Baines: Definitely. I was awarded a full STEM [science, technology, engineering and math] scholarship in a competitive honors program at Norfolk State University in Norfolk, Virginia, which is an HBCU [historically black college or university]. During my second year, I won a travel award to attend a Society of Toxicology meeting in New Orleans that changed my life. I met graduate students and professors from the University of Arizona. Ultimately, they helped me to decide that I wanted to go into toxicology and pharmacology. I wanted to be the one asking the questions and finding answers when it came to making novel drugs. In the University of Arizona Ph.D. program, I conducted research and wrote my dissertation on the chemoprevention of colon cancer. Then, I did a postdoc fellowship in the Lineberger Comprehensive Cancer Center at UNC-Chapel Hill studying pancreatic cancer.
EF: How would you describe your work today?
Baines: I research novel drug targets and drugs that can potentially be used therapeutically against pancreatic cancer, which is the third most common cause of cancer deaths in the U.S. The five-year survival rate is just 12%. There’s also a health disparity issue. African Americans are diagnosed with more aggressive forms of the cancer and succumb to it more. Also, they are not as able to benefit from the limited treatments as other ethnic groups.
EF: What got you interested in trying to attract more young scholars of color to the environmental health sciences?
Baines: There's a disproportionately low number of people of color in the STEM field. I believe when everybody is at the decision table, benefiting from decisions, we will find treatments and cures for diseases, such as cancer, much quicker. Also, minority groups disproportionately live in environmentally hazardous areas. With diversity, folks who do environmental health research can help decrease environmental racism and increase justice.
EF: Tell us about your 21st Century Environmental Health Scholars program?
Baines: With this collaboration, diverse students from NC Central and UNC-Chapel Hill conduct environmental health sciences and toxicology research and participate in professional development opportunities between both universities.
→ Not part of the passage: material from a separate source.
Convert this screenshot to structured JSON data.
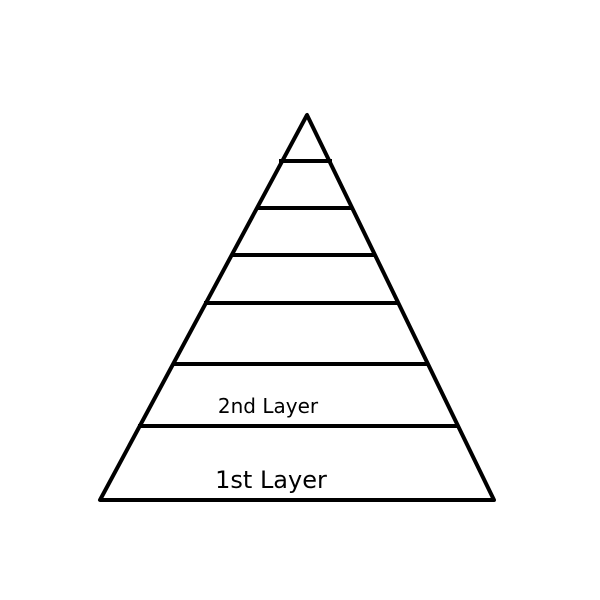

Many come to us unfamiliar with what environmental health is and why it matters. Our goal is to expose them to the field with the hope that some will make it their career. Most of the scholars in the program who have completed the program and graduated go on to graduate school, including Ph.D. programs, or medical school.
EF: What led to your joint appointment?
Baines: My goal was to have an academic and scientific career at a small institution, but still be connected to a larger research institution. Although I teach and mentor students at UNC-Chapel Hill, especially minority students, my primary responsibilities of teaching and research are at NC Central, an HBCU. For me, it's the best of both worlds, but I enjoy having an impact on students no matter where they are and who they are.
(John Yewell is a contract writer for the NIEHS Office of Communications and Public Liaison.)